Principal Component Analysis
Access Athinia Catalyst at catalyst.athinia.io.
Overview
Principal Component Analysis (PCA) converts a set of correlated numeric variables into a smaller ordered set of orthogonal (uncorrelated) latent variables called principal components (PCs). PC1 captures the largest share of total variance, PC2 the next largest, and so on. Each observation (lot, wafer, pass, die) is projected into this space to obtain PC scores. This makes high‑dimensional structure visible, suppresses noise, reduces redundancy, and provides a stable basis for clustering and drift or excursion detection.


Typical Semiconductor Uses
Inline metrology (critical dimension, overlay, thickness), chamber sensors (pressure, temperature, RF power), electrical parametrics (resistance chains, threshold voltage families), wafer map texture embeddings, and material characterization panels often contain dozens to hundreds of mutually correlated variables. PCA compresses them into a handful of composite signals so that:
- Excursions emerge earlier as a shift in one PC.
- Tool or chamber matching compares score distributions instead of noisy raw channels.
- Yield drift root causes link feature loadings to lithography, CMP, plating, or etch phenomena.
- Defect pattern or spatial texture descriptors cluster more cleanly after reduction.

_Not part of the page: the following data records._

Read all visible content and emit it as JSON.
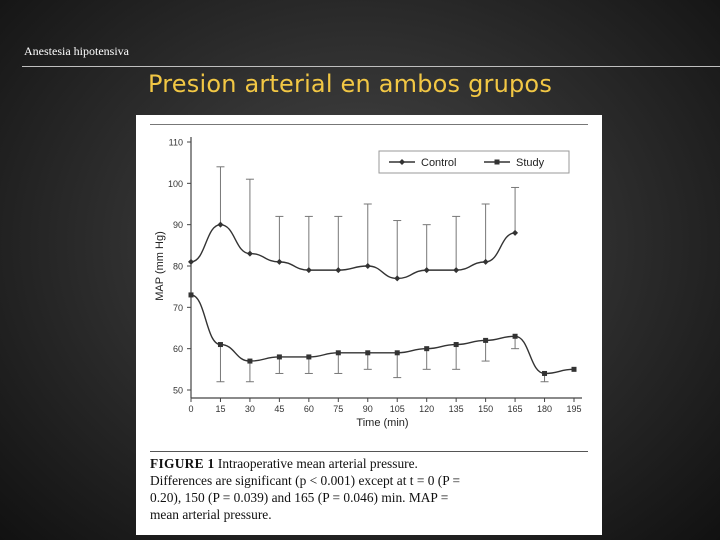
{
  "slide": {
    "header_label": "Anestesia hipotensiva",
    "title": "Presion arterial en ambos grupos"
  },
  "colors": {
    "background": "#2a2a2a",
    "title": "#f2c744",
    "header_text": "#ffffff",
    "series": "#333333"
  },
  "figure": {
    "caption_label": "FIGURE 1",
    "caption_line1_rest": "Intraoperative mean arterial pressure.",
    "caption_line2": "Differences are significant (p < 0.001) except at t = 0 (P =",
    "caption_line3": "0.20), 150 (P = 0.039) and 165 (P = 0.046) min. MAP =",
    "caption_line4": "mean arterial pressure."
  },
  "chart_data": {
    "type": "line",
    "title": "",
    "xlabel": "Time (min)",
    "ylabel": "MAP (mm Hg)",
    "x": [
      0,
      15,
      30,
      45,
      60,
      75,
      90,
      105,
      120,
      135,
      150,
      165,
      180,
      195
    ],
    "x_ticks": [
      "0",
      "15",
      "30",
      "45",
      "60",
      "75",
      "90",
      "105",
      "120",
      "135",
      "150",
      "165",
      "180",
      "195"
    ],
    "y_ticks": [
      "50",
      "60",
      "70",
      "80",
      "90",
      "100",
      "110"
    ],
    "xlim": [
      0,
      195
    ],
    "ylim": [
      50,
      110
    ],
    "grid": false,
    "legend_position": "top-right",
    "series": [
      {
        "name": "Control",
        "marker": "diamond",
        "values": [
          81,
          90,
          83,
          81,
          79,
          79,
          80,
          77,
          79,
          79,
          81,
          88,
          null,
          null
        ],
        "error_upper": [
          null,
          104,
          101,
          92,
          92,
          92,
          95,
          91,
          90,
          92,
          95,
          99,
          null,
          null
        ]
      },
      {
        "name": "Study",
        "marker": "square",
        "values": [
          73,
          61,
          57,
          58,
          58,
          59,
          59,
          59,
          60,
          61,
          62,
          63,
          54,
          55
        ],
        "error_lower": [
          null,
          52,
          52,
          54,
          54,
          54,
          55,
          53,
          55,
          55,
          57,
          60,
          52,
          null
        ]
      }
    ]
  }
}
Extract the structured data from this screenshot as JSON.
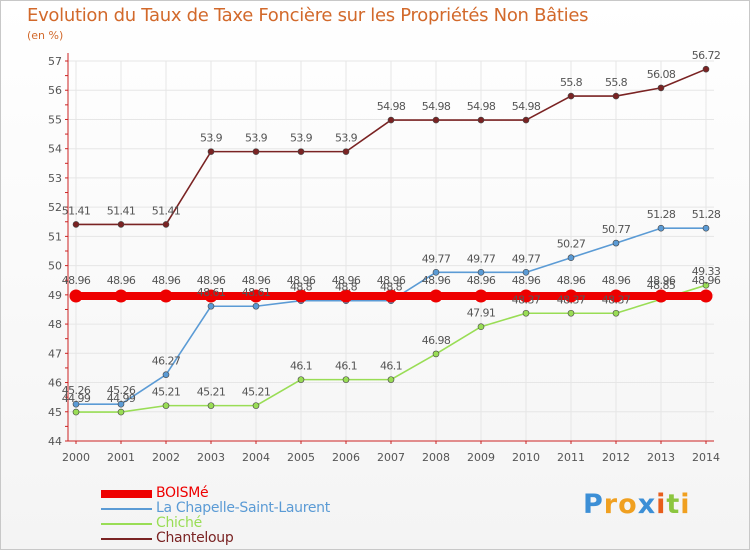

- Material supplier or lot variability is monitored with a compact PC dashboard. Example: 500 metrology + parametric variables may reduce to ~8 components explaining >90% cumulative variance and separating normal vs. edge-drift vs. focus-misalignment populations.
Core Concepts
- Explained variance ratio: Fraction of total variance a PC accounts for.
- Cumulative explained variance: Running total used to decide how many PCs are “enough” (often 90–95%).
- Loadings (feature contributions): Signed weights mapping original features to a PC; magnitude = influence; sign = direction relative to other features.
- Scores: Coordinates of each observation in PC space (used for visualization and clustering).
- Cluster difference contribution: Adjusted score indicating how strongly a feature differentiates two user-defined clusters.
Interface Structure
The PCA module consists of a left sidebar (column selection), a tab bar (Explained Variance, Cluster Analysis), and a main workspace. You must select at least two numeric columns for computation. On first load the system auto-selects numerical columns that belong to feature groups to reduce setup time. Changing the selection triggers recomputation of variance ratios, loadings, and scores.